ZÜRICH, 7. Februar 2005; Der erste BSE-Fall im 2005 zeigt, dass die Einstellung der freiwilligen BSE-Tests problematisch ist. Wäre das Tier zwei Wochen später geschlachtet worden, wäre es auf den Tellern der Konsumenten gelandet.


Flächendeckende BSE-Tests sind heute in der EU eine Selbstverständlichkeit. In der Schweiz haben jedoch die Grossverteiler Migros und Coop ebensolche flächendeckenden Tests per Ende Januar 2005 eingestellt. Grund: BSE-Tests seien überflüssig. Zum einen böten auch BSE-Tests keinen vollständigen Schutz, und zum anderen würden bei der Schlachtung bereits alle Risikoorgane entfernt.

Diese Argumente sind nicht neu und wurden bereits in den Neunzigerjahren, vor der Einführung europaweiter BSE-Tests, angeführt. Sie sind heute nicht weniger falsch als dazumal.

Mit jedem BSE-Fall, der erfolgreich aus der Nahrungskette entfernt werden konnte, haben die BSE-Tests ihre Tauglichkeit eindrücklich unter Beweis gestellt. Nur weil ein vollständiger Schutz vor einer Infektionskrankheit niemals gewährt werden kann, ist es zynisch, freiwillig darauf zu verzichten, so viele BSE-Rinder wie möglich aus der Nahrungskette herauszufiltern.

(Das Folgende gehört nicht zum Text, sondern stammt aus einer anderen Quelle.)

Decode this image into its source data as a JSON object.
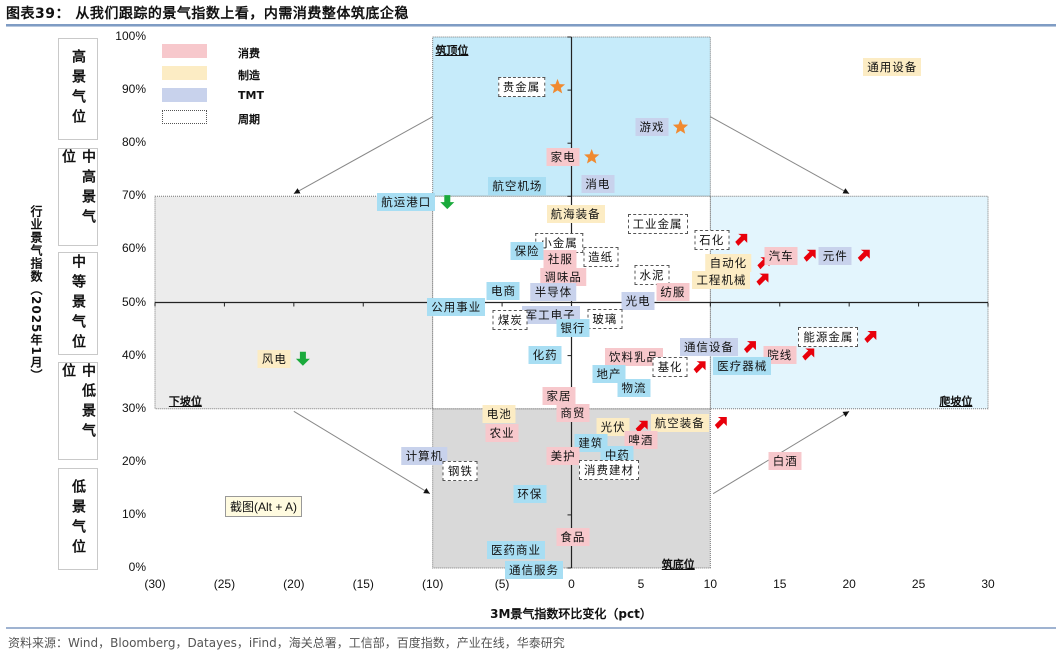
{
  "header": {
    "title": "图表39： 从我们跟踪的景气指数上看，内需消费整体筑底企稳"
  },
  "footer": {
    "source": "资料来源：Wind，Bloomberg，Datayes，iFind，海关总署，工信部，百度指数，产业在线，华泰研究"
  },
  "tooltip": "截图(Alt + A)",
  "bands": [
    {
      "label": "高景气位",
      "color": "#a8def3"
    },
    {
      "label": "中高景气位",
      "color": "#c9edfa"
    },
    {
      "label": "中等景气位",
      "color": "#ffffff"
    },
    {
      "label": "中低景气位",
      "color": "#e2e2e2"
    },
    {
      "label": "低景气位",
      "color": "#c3c3c3"
    }
  ],
  "chart_data": {
    "type": "scatter",
    "title": "从我们跟踪的景气指数上看，内需消费整体筑底企稳",
    "xlabel": "3M景气指数环比变化（pct）",
    "ylabel": "行业景气指数（2025年1月）",
    "xlim": [
      -30,
      30
    ],
    "ylim": [
      0,
      100
    ],
    "x_ticks": [
      {
        "v": -30,
        "t": "(30)"
      },
      {
        "v": -25,
        "t": "(25)"
      },
      {
        "v": -20,
        "t": "(20)"
      },
      {
        "v": -15,
        "t": "(15)"
      },
      {
        "v": -10,
        "t": "(10)"
      },
      {
        "v": -5,
        "t": "(5)"
      },
      {
        "v": 0,
        "t": "0"
      },
      {
        "v": 5,
        "t": "5"
      },
      {
        "v": 10,
        "t": "10"
      },
      {
        "v": 15,
        "t": "15"
      },
      {
        "v": 20,
        "t": "20"
      },
      {
        "v": 25,
        "t": "25"
      },
      {
        "v": 30,
        "t": "30"
      }
    ],
    "y_ticks": [
      {
        "v": 0,
        "t": "0%"
      },
      {
        "v": 10,
        "t": "10%"
      },
      {
        "v": 20,
        "t": "20%"
      },
      {
        "v": 30,
        "t": "30%"
      },
      {
        "v": 40,
        "t": "40%"
      },
      {
        "v": 50,
        "t": "50%"
      },
      {
        "v": 60,
        "t": "60%"
      },
      {
        "v": 70,
        "t": "70%"
      },
      {
        "v": 80,
        "t": "80%"
      },
      {
        "v": 90,
        "t": "90%"
      },
      {
        "v": 100,
        "t": "100%"
      }
    ],
    "legend": {
      "placement": "top-left",
      "items": [
        {
          "key": "consume",
          "label": "消费"
        },
        {
          "key": "manufacture",
          "label": "制造"
        },
        {
          "key": "tmt",
          "label": "TMT"
        },
        {
          "key": "cycle",
          "label": "周期"
        }
      ]
    },
    "zones": [
      {
        "label": "筑顶位",
        "x": -9.8,
        "y": 97.5
      },
      {
        "label": "下坡位",
        "x": -29,
        "y": 31.5
      },
      {
        "label": "爬坡位",
        "x": 26.5,
        "y": 31.5
      },
      {
        "label": "筑底位",
        "x": 6.5,
        "y": 0.8
      }
    ],
    "colors": {
      "star": "#f08a30",
      "up": "#e8000b",
      "down": "#1aaa3c"
    },
    "points": [
      {
        "name": "贵金属",
        "cat": "cycle",
        "x": -3.6,
        "y": 90.6,
        "m": "star"
      },
      {
        "name": "游戏",
        "cat": "tmt",
        "x": 5.8,
        "y": 83.0,
        "m": "star"
      },
      {
        "name": "家电",
        "cat": "consume",
        "x": -0.6,
        "y": 77.4,
        "m": "star"
      },
      {
        "name": "航空机场",
        "cat": "other",
        "x": -3.9,
        "y": 71.9
      },
      {
        "name": "消电",
        "cat": "tmt",
        "x": 1.9,
        "y": 72.3
      },
      {
        "name": "航运港口",
        "cat": "other",
        "x": -11.9,
        "y": 68.9,
        "m": "down"
      },
      {
        "name": "航海装备",
        "cat": "manufacture",
        "x": 0.3,
        "y": 66.7
      },
      {
        "name": "工业金属",
        "cat": "cycle",
        "x": 6.2,
        "y": 64.8
      },
      {
        "name": "石化",
        "cat": "cycle",
        "x": 10.1,
        "y": 61.8,
        "m": "up"
      },
      {
        "name": "小金属",
        "cat": "cycle",
        "x": -0.9,
        "y": 61.2
      },
      {
        "name": "保险",
        "cat": "other",
        "x": -3.2,
        "y": 59.7
      },
      {
        "name": "社服",
        "cat": "consume",
        "x": -0.8,
        "y": 58.2
      },
      {
        "name": "造纸",
        "cat": "cycle",
        "x": 2.1,
        "y": 58.6
      },
      {
        "name": "汽车",
        "cat": "consume",
        "x": 15.1,
        "y": 58.8,
        "m": "up"
      },
      {
        "name": "元件",
        "cat": "tmt",
        "x": 19.0,
        "y": 58.8,
        "m": "up"
      },
      {
        "name": "自动化",
        "cat": "manufacture",
        "x": 11.3,
        "y": 57.4,
        "m": "up"
      },
      {
        "name": "调味品",
        "cat": "consume",
        "x": -0.6,
        "y": 54.8
      },
      {
        "name": "水泥",
        "cat": "cycle",
        "x": 5.8,
        "y": 55.2
      },
      {
        "name": "工程机械",
        "cat": "manufacture",
        "x": 10.8,
        "y": 54.3,
        "m": "up"
      },
      {
        "name": "电商",
        "cat": "other",
        "x": -4.9,
        "y": 52.2
      },
      {
        "name": "半导体",
        "cat": "tmt",
        "x": -1.3,
        "y": 52.0
      },
      {
        "name": "纺服",
        "cat": "consume",
        "x": 7.3,
        "y": 52.0
      },
      {
        "name": "光电",
        "cat": "tmt",
        "x": 4.8,
        "y": 50.3
      },
      {
        "name": "公用事业",
        "cat": "other",
        "x": -8.3,
        "y": 49.2
      },
      {
        "name": "军工电子",
        "cat": "tmt",
        "x": -1.5,
        "y": 47.7
      },
      {
        "name": "煤炭",
        "cat": "cycle",
        "x": -4.4,
        "y": 46.7
      },
      {
        "name": "玻璃",
        "cat": "cycle",
        "x": 2.4,
        "y": 46.9
      },
      {
        "name": "银行",
        "cat": "other",
        "x": 0.1,
        "y": 45.2
      },
      {
        "name": "能源金属",
        "cat": "cycle",
        "x": 18.5,
        "y": 43.5,
        "m": "up"
      },
      {
        "name": "通信设备",
        "cat": "tmt",
        "x": 9.9,
        "y": 41.6,
        "m": "up"
      },
      {
        "name": "化药",
        "cat": "other",
        "x": -1.9,
        "y": 40.1
      },
      {
        "name": "饮料乳品",
        "cat": "consume",
        "x": 4.5,
        "y": 39.7
      },
      {
        "name": "院线",
        "cat": "consume",
        "x": 15.0,
        "y": 40.2,
        "m": "up"
      },
      {
        "name": "风电",
        "cat": "manufacture",
        "x": -21.4,
        "y": 39.4,
        "m": "down"
      },
      {
        "name": "医疗器械",
        "cat": "other",
        "x": 12.3,
        "y": 38.0
      },
      {
        "name": "基化",
        "cat": "cycle",
        "x": 7.1,
        "y": 37.8,
        "m": "up"
      },
      {
        "name": "地产",
        "cat": "other",
        "x": 2.7,
        "y": 36.5
      },
      {
        "name": "物流",
        "cat": "other",
        "x": 4.5,
        "y": 33.9
      },
      {
        "name": "家居",
        "cat": "consume",
        "x": -0.9,
        "y": 32.4
      },
      {
        "name": "电池",
        "cat": "manufacture",
        "x": -5.2,
        "y": 29.0
      },
      {
        "name": "商贸",
        "cat": "consume",
        "x": 0.1,
        "y": 29.2
      },
      {
        "name": "光伏",
        "cat": "manufacture",
        "x": 3.0,
        "y": 26.6,
        "m": "up"
      },
      {
        "name": "航空装备",
        "cat": "manufacture",
        "x": 7.8,
        "y": 27.3,
        "m": "up"
      },
      {
        "name": "农业",
        "cat": "consume",
        "x": -5.0,
        "y": 25.4
      },
      {
        "name": "啤酒",
        "cat": "consume",
        "x": 5.0,
        "y": 24.1
      },
      {
        "name": "建筑",
        "cat": "other",
        "x": 1.4,
        "y": 23.5
      },
      {
        "name": "计算机",
        "cat": "tmt",
        "x": -10.6,
        "y": 21.1
      },
      {
        "name": "美护",
        "cat": "consume",
        "x": -0.6,
        "y": 21.1
      },
      {
        "name": "中药",
        "cat": "other",
        "x": 3.3,
        "y": 21.3
      },
      {
        "name": "白酒",
        "cat": "consume",
        "x": 15.4,
        "y": 20.2
      },
      {
        "name": "钢铁",
        "cat": "cycle",
        "x": -8.0,
        "y": 18.3
      },
      {
        "name": "消费建材",
        "cat": "cycle",
        "x": 2.7,
        "y": 18.5
      },
      {
        "name": "环保",
        "cat": "other",
        "x": -3.0,
        "y": 13.9
      },
      {
        "name": "食品",
        "cat": "consume",
        "x": 0.1,
        "y": 5.8
      },
      {
        "name": "医药商业",
        "cat": "other",
        "x": -4.0,
        "y": 3.4
      },
      {
        "name": "通信服务",
        "cat": "other",
        "x": -2.7,
        "y": -0.3
      },
      {
        "name": "通用设备",
        "cat": "manufacture",
        "x": 23.1,
        "y": 94.3
      }
    ]
  }
}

Die Behauptung, dass die Entnahme von speziellen BSE-Risikoorganen wie Gehirn und Rückenmark die BSE-Tests überflüssig mache, und demnach BSE-Tiere unbedenklich konsumiert werden können, ist ebenfalls nicht stichhaltig:
1. Bereits in den Neunzigerjahren zeigten in England durchgeführte Studien, dass bei der Zerlegung von Schlachtkörpern Verunreinigungen des Fleisches mit Risikomaterial stattfinden und dass bei der Tötung des Schlachttieres durch Bolzenschuss infektiöses Hirnmaterial in die Blutbahn gelangen kann.
2. Diese Befunde wurden durch neuere, im Jahre 2004 publizierte Studien erneut bestätigt und auf weitere Schlachtprozesse ausgeweitet.
3. Neueste Forschungsergebnisse der Universität Zürich zeigten auf, dass neben den bisher bekannten Risikomaterialien auch weitere Organe wie Leber, Niere und Bauchspeicheldrüse betroffen sein können. Amerikanische Forschungsresultate legen zudem nahe, dass sich Prionen auch im Muskelfleisch anreichern könnten.

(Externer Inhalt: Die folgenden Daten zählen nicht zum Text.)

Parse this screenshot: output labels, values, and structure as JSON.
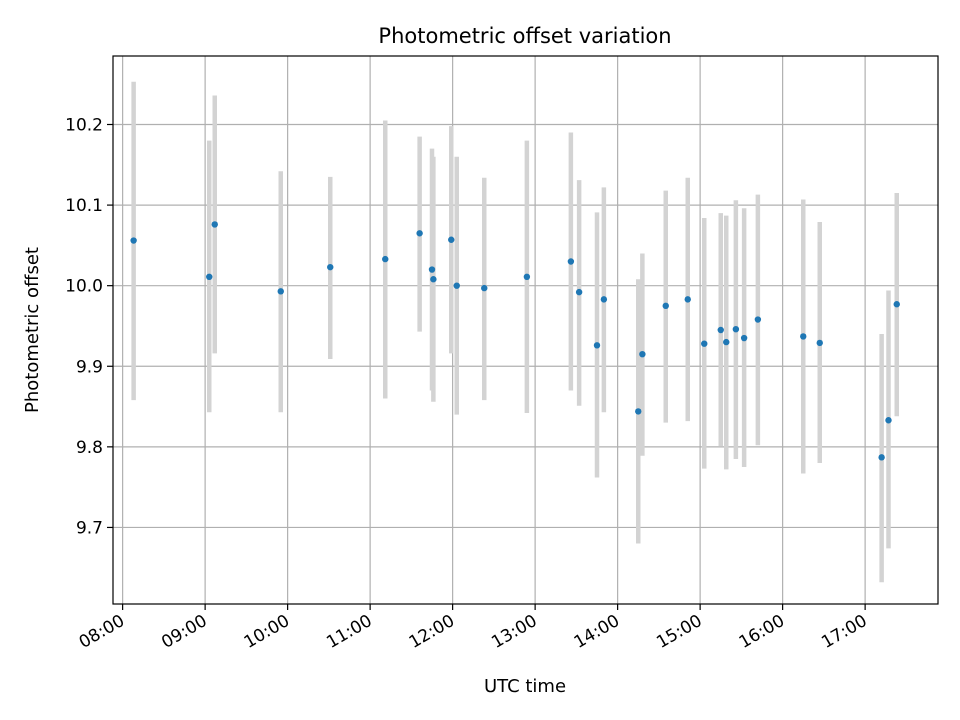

Auf Grund dieser Fakten wird in Europa nach wie vor flächendeckend getestet. Dies auch in Ländern mit tiefen BSE-Zahlen, wie zum Beispiel Österreich (welches in seiner Geschichte erst einen einzigen BSE-Fall zu verzeichnen hatte). Diese Massnahme entspricht dem Stand der Wissenschaft, und wird nicht zuletzt vom Prionenforscher und Nobelpreisträger Stanley Prusiner eindringlich empfohlen.